As such, it’s time to set a bipartisan goal to raise median household income above $100,000 in 10 years, which requires boosting growth from 1.27 percent to 2.20 percent per year.

That will require a sea change in thinking, because growth—real growth, not job growth or population growth—is not really on the table in Washington. Few economists actually care about it. In conventional economic theory, the rate of growth is fixed, dependent on the supply of capital, and there is nothing policy can do to exceed that natural rate. Noted economist Alan Blinder summed up the conventional view when he wrote:

Although economics can tell the government much about how to influence aggregate demand, they can tell it precious little about how to influence aggregate supply. . . . Nothing—repeat, nothing—that economists know about growth gives us a recipe for adding a percentage point or more to the nation’s growth rate on a sustained basis. Much as we might wish otherwise, it just isn’t so.”

But what about free-market conservatives; surely, they must want growth. They do. The problem is that their version of growth policy is to do nothing but reduce the role of government in the economy, then let markets and entrepreneurs work their magic, and voilà, growth will flourish. If only it were that simple. The reality is that there are massive market failures that limit growth. To mention just one, there are big externalities from investing in research and development, machinery and equipment, and skill development. So, businesses will underinvest in them absent government intervention. So, as long as free market conservatives stand in the way by rejecting the role of government in supporting growth, growth will be enfeebled.
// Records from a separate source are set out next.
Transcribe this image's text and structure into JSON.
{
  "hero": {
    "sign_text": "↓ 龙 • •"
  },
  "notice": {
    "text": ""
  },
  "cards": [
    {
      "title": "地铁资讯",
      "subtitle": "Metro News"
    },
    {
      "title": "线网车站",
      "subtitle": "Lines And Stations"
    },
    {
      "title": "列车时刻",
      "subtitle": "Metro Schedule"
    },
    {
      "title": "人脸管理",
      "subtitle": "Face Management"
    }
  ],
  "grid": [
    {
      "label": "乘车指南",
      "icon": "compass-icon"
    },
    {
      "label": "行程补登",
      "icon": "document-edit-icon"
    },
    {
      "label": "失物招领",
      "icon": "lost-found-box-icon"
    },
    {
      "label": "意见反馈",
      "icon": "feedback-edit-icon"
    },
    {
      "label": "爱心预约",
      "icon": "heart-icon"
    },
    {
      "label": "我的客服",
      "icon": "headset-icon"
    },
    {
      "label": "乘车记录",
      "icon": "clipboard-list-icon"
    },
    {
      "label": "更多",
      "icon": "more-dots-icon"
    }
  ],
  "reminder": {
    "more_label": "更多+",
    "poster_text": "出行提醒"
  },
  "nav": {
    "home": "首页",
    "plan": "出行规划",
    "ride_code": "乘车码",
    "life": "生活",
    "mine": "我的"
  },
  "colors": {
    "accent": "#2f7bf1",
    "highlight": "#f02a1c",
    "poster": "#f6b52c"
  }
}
What about liberals and progressives? Unfortunately, progressives have never supported growth, favoring redistribution instead, and most liberals have now turned away from growth, either rejecting it outright as harmful to the environment, or arguing that it no longer helps the working class. Case in point: liberal groups like the Center for Equitable Growth. It won’t complain about slow growth; but it fights for equity. The reality is that most liberals and even moderates are now in the equity camp alongside progressives, focusing only on policies that redistribute wealth (e.g., college tuition waivers, free daycare, drug price controls, breaking up big companies, etc.). Then there are the more extreme de-growthers, who see growth as a plague on the planet that must be reversed.
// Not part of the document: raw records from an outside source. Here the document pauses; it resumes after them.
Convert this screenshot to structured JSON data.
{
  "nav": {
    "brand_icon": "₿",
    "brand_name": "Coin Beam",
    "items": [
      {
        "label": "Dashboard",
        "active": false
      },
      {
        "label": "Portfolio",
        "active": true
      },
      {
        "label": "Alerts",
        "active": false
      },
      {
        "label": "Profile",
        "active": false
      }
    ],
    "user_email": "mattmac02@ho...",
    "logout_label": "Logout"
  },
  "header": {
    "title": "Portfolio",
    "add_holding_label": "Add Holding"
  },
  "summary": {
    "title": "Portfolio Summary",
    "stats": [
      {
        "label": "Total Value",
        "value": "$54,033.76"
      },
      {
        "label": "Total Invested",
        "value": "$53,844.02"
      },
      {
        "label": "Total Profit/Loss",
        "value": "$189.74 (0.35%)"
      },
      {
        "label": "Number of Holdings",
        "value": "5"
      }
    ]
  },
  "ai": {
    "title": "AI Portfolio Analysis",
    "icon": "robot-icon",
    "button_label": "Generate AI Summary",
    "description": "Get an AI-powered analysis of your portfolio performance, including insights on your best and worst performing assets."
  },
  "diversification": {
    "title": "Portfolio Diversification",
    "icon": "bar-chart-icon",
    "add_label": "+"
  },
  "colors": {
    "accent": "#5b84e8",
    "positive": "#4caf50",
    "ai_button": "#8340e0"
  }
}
Troublingly, the new “national conservatives” also have abandoned growth, seeking to make the Republican Party the working-class party. National conservative groups like American Compass advance erroneous views that the middle class has eroded and that productivity no longer benefits working people, and so it too puts redistribution first.
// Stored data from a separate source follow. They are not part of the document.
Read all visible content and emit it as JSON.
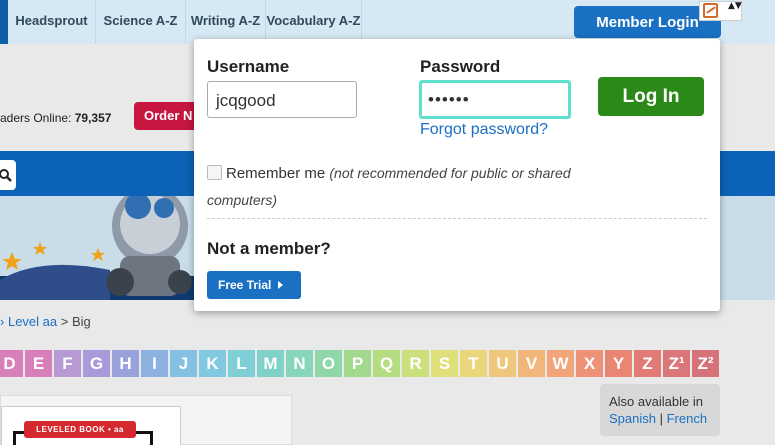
{
  "nav": {
    "tabs": [
      "Headsprout",
      "Science A-Z",
      "Writing A-Z",
      "Vocabulary A-Z"
    ],
    "member_login": "Member Login",
    "util_arrows": "▲▼"
  },
  "page": {
    "readers_label": "aders Online:",
    "readers_count": "79,357",
    "order_label": "Order N",
    "breadcrumb": {
      "sep1": "›",
      "level": "Level aa",
      "sep2": " > ",
      "current": "Big"
    },
    "letters": [
      {
        "label": "D",
        "color": "#d77fb9"
      },
      {
        "label": "E",
        "color": "#d77fb9"
      },
      {
        "label": "F",
        "color": "#b79ad4"
      },
      {
        "label": "G",
        "color": "#a99ad9"
      },
      {
        "label": "H",
        "color": "#9aa2dc"
      },
      {
        "label": "I",
        "color": "#8cb1e0"
      },
      {
        "label": "J",
        "color": "#86c0e3"
      },
      {
        "label": "K",
        "color": "#80c9e0"
      },
      {
        "label": "L",
        "color": "#7fd0d6"
      },
      {
        "label": "M",
        "color": "#80d1c8"
      },
      {
        "label": "N",
        "color": "#87d5ba"
      },
      {
        "label": "O",
        "color": "#8fd6a8"
      },
      {
        "label": "P",
        "color": "#a2d98f"
      },
      {
        "label": "Q",
        "color": "#b6dc82"
      },
      {
        "label": "R",
        "color": "#cbe07c"
      },
      {
        "label": "S",
        "color": "#dfe07a"
      },
      {
        "label": "T",
        "color": "#ebd67b"
      },
      {
        "label": "U",
        "color": "#efc77a"
      },
      {
        "label": "V",
        "color": "#f1b67a"
      },
      {
        "label": "W",
        "color": "#f1a579"
      },
      {
        "label": "X",
        "color": "#ee9277"
      },
      {
        "label": "Y",
        "color": "#e98573"
      },
      {
        "label": "Z",
        "color": "#e27b75"
      },
      {
        "label": "Z¹",
        "color": "#db7778"
      },
      {
        "label": "Z²",
        "color": "#d6737a"
      }
    ],
    "available_in": "Also available in",
    "lang_spanish": "Spanish",
    "lang_sep": " | ",
    "lang_french": "French",
    "book_tag": "LEVELED BOOK • aa"
  },
  "login": {
    "username_label": "Username",
    "username_value": "jcqgood",
    "password_label": "Password",
    "password_value": "••••••",
    "forgot_link": "Forgot password?",
    "login_button": "Log In",
    "remember_label": "Remember me",
    "remember_hint": "(not recommended for public or shared computers)",
    "not_member": "Not a member?",
    "free_trial": "Free Trial"
  },
  "colors": {
    "brand_blue": "#1a70c2",
    "login_green": "#2b8a17",
    "focus_teal": "#5fe0cf",
    "order_red": "#c7163f"
  }
}
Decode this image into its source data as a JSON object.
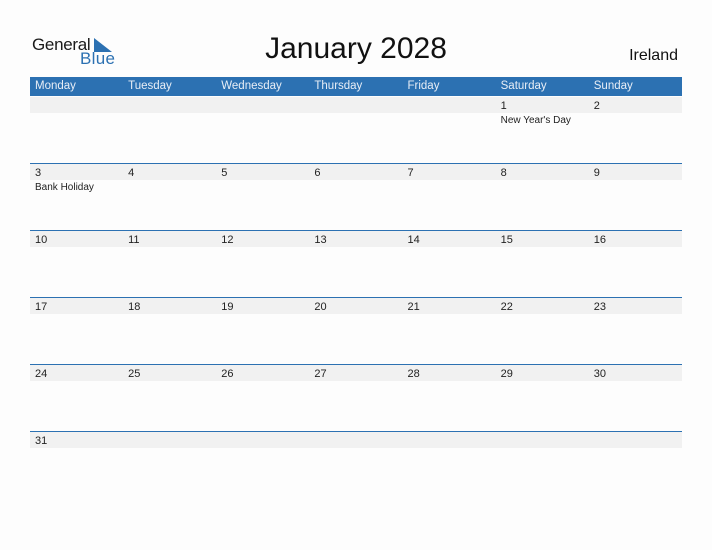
{
  "logo": {
    "general": "General",
    "blue": "Blue"
  },
  "title": "January 2028",
  "country": "Ireland",
  "colors": {
    "accent": "#2c71b2",
    "strip": "#f1f1f1"
  },
  "weekdays": [
    "Monday",
    "Tuesday",
    "Wednesday",
    "Thursday",
    "Friday",
    "Saturday",
    "Sunday"
  ],
  "weeks": [
    [
      {
        "d": ""
      },
      {
        "d": ""
      },
      {
        "d": ""
      },
      {
        "d": ""
      },
      {
        "d": ""
      },
      {
        "d": "1",
        "h": "New Year's Day"
      },
      {
        "d": "2"
      }
    ],
    [
      {
        "d": "3",
        "h": "Bank Holiday"
      },
      {
        "d": "4"
      },
      {
        "d": "5"
      },
      {
        "d": "6"
      },
      {
        "d": "7"
      },
      {
        "d": "8"
      },
      {
        "d": "9"
      }
    ],
    [
      {
        "d": "10"
      },
      {
        "d": "11"
      },
      {
        "d": "12"
      },
      {
        "d": "13"
      },
      {
        "d": "14"
      },
      {
        "d": "15"
      },
      {
        "d": "16"
      }
    ],
    [
      {
        "d": "17"
      },
      {
        "d": "18"
      },
      {
        "d": "19"
      },
      {
        "d": "20"
      },
      {
        "d": "21"
      },
      {
        "d": "22"
      },
      {
        "d": "23"
      }
    ],
    [
      {
        "d": "24"
      },
      {
        "d": "25"
      },
      {
        "d": "26"
      },
      {
        "d": "27"
      },
      {
        "d": "28"
      },
      {
        "d": "29"
      },
      {
        "d": "30"
      }
    ],
    [
      {
        "d": "31"
      },
      {
        "d": ""
      },
      {
        "d": ""
      },
      {
        "d": ""
      },
      {
        "d": ""
      },
      {
        "d": ""
      },
      {
        "d": ""
      }
    ]
  ]
}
Yes, it’s heretical to not sing the praises of blue-collar workers. But the reality is that Making America Great Again means Making America Grow Again, and that means prioritizing a vastly larger GDP relative to the population, because it will help Americans of all collars.

America didn’t used to be this way. Until the late 1960s, support for growth—the “rising tide that lifts all boats,” as John F. Kennedy called it—was a national religion. Today, that view is mocked. Until most of the political class can once again agree to put growth first, we will not get the economic policies American families so desparately need.